De tout temps, le plus grand nombre des Gramairiens ont fait des vœux pour voir simplifier notre ortographe, et pour la voir débarrassée des superfluités, qui la surchargent, et des inconséquences, qui la déshonôrent. Plusieurs même ont fait des tentatives en ce genre, qui n'ont pas toujours été heureûses ; mais qui ne laissent pas d'avoir ouvert et débarrassé en partie la route, que doivent suivre leurs successeurs. Sans parler d'une foule d'Aventuriers, Auteurs sans aveu, qui se sont rendus ridicules, en s'érigeant en Réformateurs de la Langue, et qui ont fortifié le préjugé favorable à l'anciène ortographe par l'excès de leurs innovations, plusieurs Auteurs estimables, chacun dans leur genre, ont proposé, ou même exécuté des réformes raisonables ; Ramus, sous François I. et Henri II. Malherbe, sous Henri IV. Louis XIII. ; sous Louis XIV. Richelet, dont le Dictionaire serait encôre très-utile, si l'on n'avait à lui reprocher que son ortographe ; dans ce siècle, l'Ab. de St. Pierre ([1]), La Touche, le P. Buffier, l'Ab. Girard, Voltaire, Duclos, du Marsais, etc. M. de Wailli, etc. Pour l'illustre Abbé d'Olivet, sans s'expliquer aussi ouvertement, il semble aprouver, au moins en partie, la nouvelle ortographe, en la prédisant. ([2])

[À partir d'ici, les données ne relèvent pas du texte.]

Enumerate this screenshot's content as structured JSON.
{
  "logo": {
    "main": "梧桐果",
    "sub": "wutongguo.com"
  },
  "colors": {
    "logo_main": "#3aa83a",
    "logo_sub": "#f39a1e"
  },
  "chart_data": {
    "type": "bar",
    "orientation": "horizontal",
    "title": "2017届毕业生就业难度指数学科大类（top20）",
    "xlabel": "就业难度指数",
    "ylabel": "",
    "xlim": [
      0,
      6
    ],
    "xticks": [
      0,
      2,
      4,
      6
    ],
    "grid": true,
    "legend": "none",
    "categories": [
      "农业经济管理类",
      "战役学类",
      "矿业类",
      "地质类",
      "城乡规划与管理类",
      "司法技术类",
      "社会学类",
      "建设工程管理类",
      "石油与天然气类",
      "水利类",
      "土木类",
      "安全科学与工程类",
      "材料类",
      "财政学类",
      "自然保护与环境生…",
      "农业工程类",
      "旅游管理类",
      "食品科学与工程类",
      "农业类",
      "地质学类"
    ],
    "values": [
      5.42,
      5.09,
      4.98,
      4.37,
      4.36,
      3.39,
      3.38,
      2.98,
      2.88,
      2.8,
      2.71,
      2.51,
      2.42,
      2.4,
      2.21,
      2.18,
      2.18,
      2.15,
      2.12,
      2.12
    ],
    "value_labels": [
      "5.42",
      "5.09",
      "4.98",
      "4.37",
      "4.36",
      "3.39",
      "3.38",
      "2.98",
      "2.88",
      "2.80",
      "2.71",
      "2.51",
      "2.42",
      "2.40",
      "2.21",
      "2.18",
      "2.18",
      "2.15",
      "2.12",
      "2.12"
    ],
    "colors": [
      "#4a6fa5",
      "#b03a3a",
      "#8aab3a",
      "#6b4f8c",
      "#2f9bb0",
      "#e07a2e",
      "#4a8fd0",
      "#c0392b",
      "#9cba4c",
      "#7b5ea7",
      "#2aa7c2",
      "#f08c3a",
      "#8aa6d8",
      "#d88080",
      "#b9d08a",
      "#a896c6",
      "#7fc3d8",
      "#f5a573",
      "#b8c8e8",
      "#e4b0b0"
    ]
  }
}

Les changemens dans l'ortographe, quelque raisonables qu'ils puissent être, ont toujours trouvé, et trouveront toujours des contradicteurs. Il est aisé d'en imaginer la raison. Presque tous les hommes sont d'habitude, et les Savans, les Gens de lettres peut-être encôre plus que le peuple. On ne veut pas, à un certain âge, aprendre de nouveau à lire et à écrire, et surtout à recevoir des leçons de ceux qu'on regarde comme fort au dessous de soi. On se prévient dabord et l'on condamne, sans se doner même la peine d'examiner. = On pourrait dire : “ Ce qui ne me convient point, peut convenir à d'aûtres : ce qui m'est inutile à moi, qui sais parfaitement ma Langue, peut être utile au grand nombre, qui ne la sait qu'imparfaitement. Je suis trop vieux pour changer : que les jeunes gens adoptent la nouvelle ortographe, je le troûve fort bon : pour moi je garderai ma vieille pratique avec ses défauts. ” = Mais on craint d'être entraîné par la foule ; ou de faire bande à part désagréablement. = Il est un autre principe plus caché de cette oposition à des nouveautés utiles, et qui échape à ceux-mêmes, qui s'en laissent prévenir. C'est qu'en prenant la prononciation pour mesûre et pour règle de l'ortographe, il faudra faire un peu plus d'atention, en écrivant, à la manière dont les mots se prononcent : il faudra se rafraichir la mémoire de bien des chôses qu'on a oubliées, ou réduire en principes ce qu'on n'a jamais su que par routine. Au lieu qu'en

  1. (*) Dans un Discours, lu à l'Académie Française et inséré dans son Histoire, il dit : « Nous avons grand intérêt à rendre notre Langue plus facile à lire et à écrire, le plus exactement qu'il est possible, soit par les enfans, soit par les femmes, soit par les étrangers ; et présentement dans les Provinces les plus éloignées de la Capitale, et dans les siècles futurs, par toutes les espèces de Lecteurs. — Il n'y a que deux règles à suivre pour la bonne ortographe d'une Langue. La première, qu'il y ait précisément autant de voyelles écrites que de prononcées. La deuxième, que l'on n'emploie jamais un caractère pour un aûtre. »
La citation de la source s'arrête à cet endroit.